The War Illustrated
Sportsmen of Peace for the Grim Game of War
After an inspection in Hyde Park, London, by their colonel, Lord Maitland, the Sportsman’s Battalion marches out to entrain for their camp. Many noted sportsmen and athletes have joined its ranks.
A RESPONSIBLE German Paper recently complained that the British carried the spirit of sport everywhere, and looked at everything from a sporting point of view. She has found that our fighting men are sportsmen, and she will that our sportsmen are warriors – equal to, and better, than the disciples of culture.
The Sportsman’s Battalion of Lord Kitchener’s army owed its inception to the efforts of Mrs. Cunliffe-Owen, and there was a rush of recruiting that speedily filled up its ranks. Its camp is as Hornchurch, in Essex, where it is getting the necessary initiation in drill, discipline, and the practice of arms.
The battalion is attached to the Royal Fusiliers, and it consists of picked men and trained athletes, many of them at championship rank. Two of the companies consist solely of giants over six feet tall. They have already been nicknamed the “Hard-as-Nails,” and we may expect them to justify this sobriquet.
Officers of the Sportsman’s Battalion. On the left, Viscount Maitland; in the centre, Captain H. J. J. Inglis, adjutant; and on the right, Lieutenant Enderby, quartermaster.

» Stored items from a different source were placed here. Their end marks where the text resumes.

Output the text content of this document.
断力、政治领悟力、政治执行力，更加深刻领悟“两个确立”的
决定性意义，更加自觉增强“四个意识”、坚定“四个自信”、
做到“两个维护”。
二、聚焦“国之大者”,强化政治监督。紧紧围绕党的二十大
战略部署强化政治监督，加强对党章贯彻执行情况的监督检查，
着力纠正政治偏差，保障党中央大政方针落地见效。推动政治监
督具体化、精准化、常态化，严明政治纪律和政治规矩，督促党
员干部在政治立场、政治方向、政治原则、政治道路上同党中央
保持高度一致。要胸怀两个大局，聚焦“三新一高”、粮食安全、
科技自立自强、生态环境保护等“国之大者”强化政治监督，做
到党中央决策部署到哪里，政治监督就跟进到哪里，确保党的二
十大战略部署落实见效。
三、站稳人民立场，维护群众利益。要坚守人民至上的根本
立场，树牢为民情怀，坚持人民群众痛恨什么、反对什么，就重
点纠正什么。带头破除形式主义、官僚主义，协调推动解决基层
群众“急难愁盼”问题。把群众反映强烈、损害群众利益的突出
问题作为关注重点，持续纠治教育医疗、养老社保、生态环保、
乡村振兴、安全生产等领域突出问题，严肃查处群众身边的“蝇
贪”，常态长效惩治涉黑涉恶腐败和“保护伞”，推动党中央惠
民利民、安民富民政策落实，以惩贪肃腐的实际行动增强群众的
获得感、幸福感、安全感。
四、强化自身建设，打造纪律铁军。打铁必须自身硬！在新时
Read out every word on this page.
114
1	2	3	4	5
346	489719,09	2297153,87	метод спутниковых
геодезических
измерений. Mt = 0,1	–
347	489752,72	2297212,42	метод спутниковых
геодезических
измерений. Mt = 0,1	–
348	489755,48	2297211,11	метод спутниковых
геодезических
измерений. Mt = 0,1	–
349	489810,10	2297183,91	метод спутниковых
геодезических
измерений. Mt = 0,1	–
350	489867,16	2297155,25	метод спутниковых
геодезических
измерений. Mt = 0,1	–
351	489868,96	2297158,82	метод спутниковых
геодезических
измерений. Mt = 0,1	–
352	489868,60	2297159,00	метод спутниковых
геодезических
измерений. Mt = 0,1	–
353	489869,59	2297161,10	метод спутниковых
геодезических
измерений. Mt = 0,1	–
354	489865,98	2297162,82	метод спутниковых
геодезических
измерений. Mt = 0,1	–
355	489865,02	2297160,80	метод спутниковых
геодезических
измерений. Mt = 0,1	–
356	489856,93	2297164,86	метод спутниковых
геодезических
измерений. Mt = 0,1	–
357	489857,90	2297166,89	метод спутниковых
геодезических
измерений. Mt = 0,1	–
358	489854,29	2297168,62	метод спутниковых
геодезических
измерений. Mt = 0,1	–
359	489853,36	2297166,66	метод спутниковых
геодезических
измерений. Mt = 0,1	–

With the men of the Sportsman’s Battalion in camp at Hornchurch. A professional cricketer, a professional singer, an angler, and a City merchant assist in gathering firewood. In the upper picture on the right a Cambridge University Blue carries a log in performing the same necessary task.
Unknown
Then and Now
MEMBERS OF THE SPORTSMAN’S BATTALION
The above cartoon, which is reproduced in “The men of Great St Mary's Cambridge in the Great War”, is a fictional reworking of the photograph in the War Illustrated newspaper of November 21st. In the cartoon, each of the recruits is shown in the typical garb of his civilian profession or calling. From left to right, they are: W.E. Bates, SPTS/919 (professional cricketer); unidentified, possibly A.B. Wharton, SPTS/6 (professional singer); C. Armstrong, (angler) SPTS/936; unidentified (City merchant).
Whitstable Times
WHAT WE HEAR
[…]
THAT Mr. Weekes, of the firm of Messrs. Strachan and Weekes, the engineer responsible for the Whitstable sewage scheme, has joined the Sportsman’s Battalion of the new Army and has been appointed a pioneer sergeant.